L’esperienza del dolore mette in gioco la nostra fede.
L’uomo vive il rischio educativo del confrontarsi con la realtà e valutare così la sua fede che si pone quella domanda capitale, quel “perché proprio a me” che diventa un grido al cielo.
Quello stesso grido della croce: “Eloì Eloì, lemà sabactani”.
Voglio immagine per un attimo la presenza di Maria, lì sotto la croce, “stabat mater” che stava lì a vivere col Figlio il dramma dell’ingiusta morte e contemporaneamente quello che diceva sant’Agostino e preghiamo la notte di Pasqua :”Davvero era necessario il peccato di Adamo che è stato distrutto con la morte del Cristo. Felice colpa che meritò di avere un così grande redentore!”.
È quello che dicono i teologi: ”Il paradosso della gioia”.
Dio ci offre la certezza che non tutto si conclude.

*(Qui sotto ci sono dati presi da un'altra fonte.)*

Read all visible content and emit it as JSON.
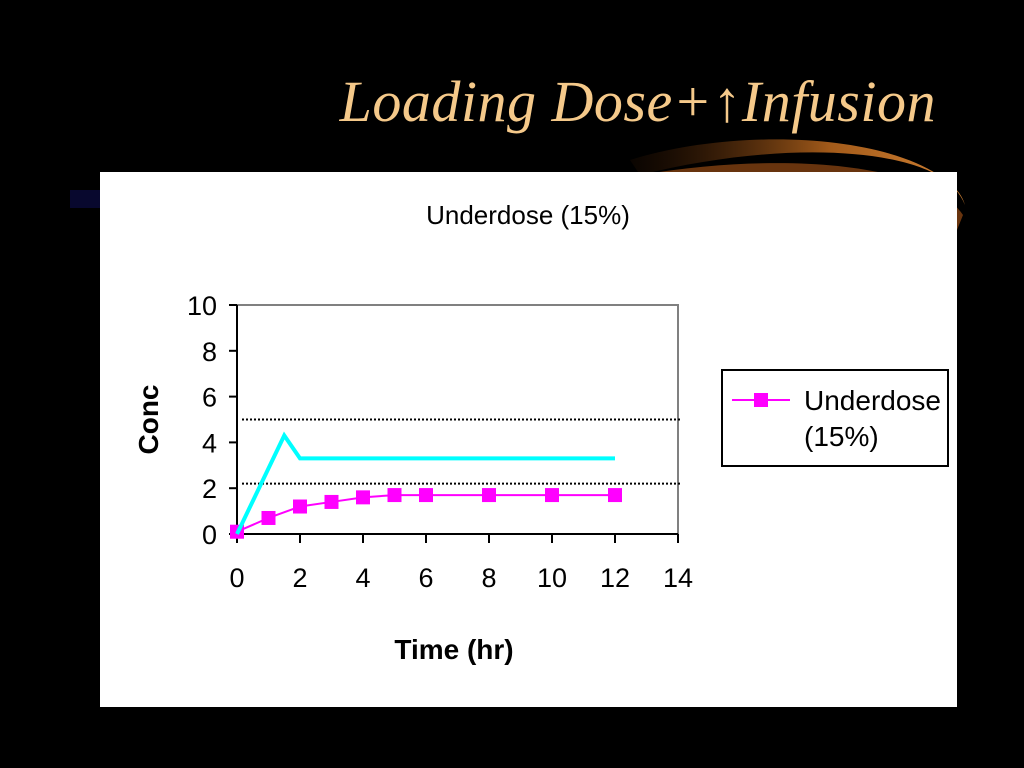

Come dicevo prima,penso alla Madonna che stava lì. Nel vangelo non c’è il racconto di Lei che si mette ad urlare o a scagliarsi contro i soldati o coloro che insultavano il Figlio. Ma stava lì, in quel silenzio assordante che spesso abbiamo sperimentato nel momento del dolore più cupo e drammatico della vita.
Quel silenzio che parla più di mille discorsi.

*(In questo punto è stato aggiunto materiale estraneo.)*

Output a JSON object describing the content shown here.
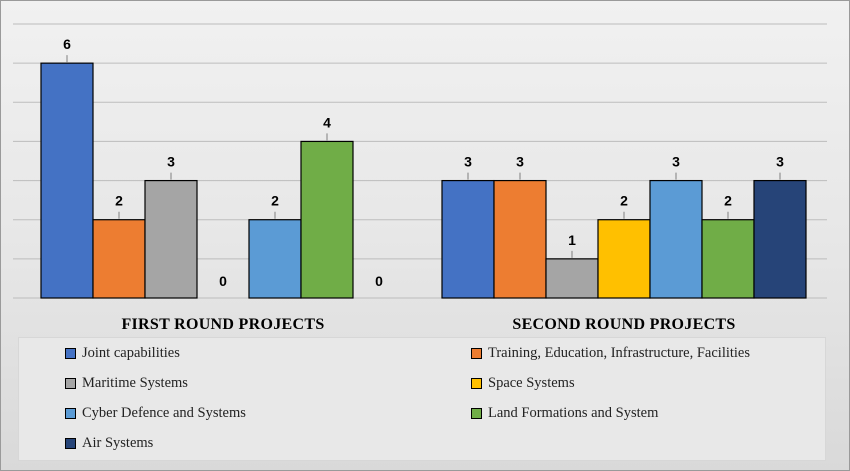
{
  "chart_data": {
    "type": "bar",
    "ylim": [
      0,
      7
    ],
    "grid": true,
    "legend_position": "bottom",
    "groups": [
      {
        "label": "FIRST ROUND PROJECTS",
        "values": [
          6,
          2,
          3,
          0,
          2,
          4,
          0
        ],
        "labels": [
          "6",
          "2",
          "3",
          "0",
          "2",
          "4",
          "0"
        ]
      },
      {
        "label": "SECOND ROUND PROJECTS",
        "values": [
          3,
          3,
          1,
          2,
          3,
          2,
          3
        ],
        "labels": [
          "3",
          "3",
          "1",
          "2",
          "3",
          "2",
          "3"
        ]
      }
    ],
    "series": [
      {
        "name": "Joint capabilities",
        "color": "#4472c4"
      },
      {
        "name": "Training, Education, Infrastructure, Facilities",
        "color": "#ed7d31"
      },
      {
        "name": "Maritime Systems",
        "color": "#a5a5a5"
      },
      {
        "name": "Space Systems",
        "color": "#ffc000"
      },
      {
        "name": "Cyber Defence and Systems",
        "color": "#5b9bd5"
      },
      {
        "name": "Land Formations and System",
        "color": "#70ad47"
      },
      {
        "name": "Air Systems",
        "color": "#264478"
      }
    ]
  }
}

In questo paradosso l’assenza di Dio è più presenza che mai.
Come mi diceva una persona: ”Dio ci fa cadere perché ci vuole assicurare che ci aiuterà a rialzarci”.
Non dobbiamo aver timore del silenzio.
La solitudine della Madonna, il silenzio del cuore, questa dolcezza e tenerezza della Mamma celeste non è l’unica cosa che ci resta, è l’amore che crea.
Come fa a creare amore il dramma del dolore?
“La paura mi fa indietreggiare; con l’amore non soltanto vado avanti, ma volo”.(Santa Teresa di Lisieux)
Questo crea il sacrificio dell’amore, il mirare in alto senza dimenticare l’ideale della fede che è l’incontro con Cristo.
Quando viene meno questo ideale la speranza è labile, sottile e sparisce.
Alla festa dei santi Medici della prossima settimana riprenderemo questo pensiero e quello che ci ha insegnato il nostro Papa e che riporto stasera: ”La parola del Signore risorto e vivo ci indica la strada per raggiungere la vera beatitudine, la strada che conduce al Cielo. È un cammino difficile da comprendere perché va controcorrente, ma il Signore ci dice che chi va per questa strada è felice, prima o poi diventa felice”.
L’amore al Paradiso fa sì che il sacrifico della croce diventi ponte per la salvezza.
Che senso avrebbe amare una persona, se fosse solo per quel momento, per quella risposta immediata che è risposta ad un mio momento di affettività?
Io amo l’altro per ciò che mi porta ad arrivare ad un Altro.
Questo è lo sguardo della Madonna ai piedi della croce.
“Quando versiamo le nostre lacrime che sono «il sangue delle nostre anime», esse cadono sul cuore della Vergine e da lì su tutti i cuori viventi”, (Léon Bloy)
Rivolgiamo il cuore a Maria, rivolgiamo a Lei la nostra debolezza. Ricerchiamo in Lei quella mamma che è compagnia del viaggio della nostra vita.
E’ tutto così. Quel silenzio sotto la croce diventa la tenerezza che ci consola nel pianto del dramma del nostro cuore.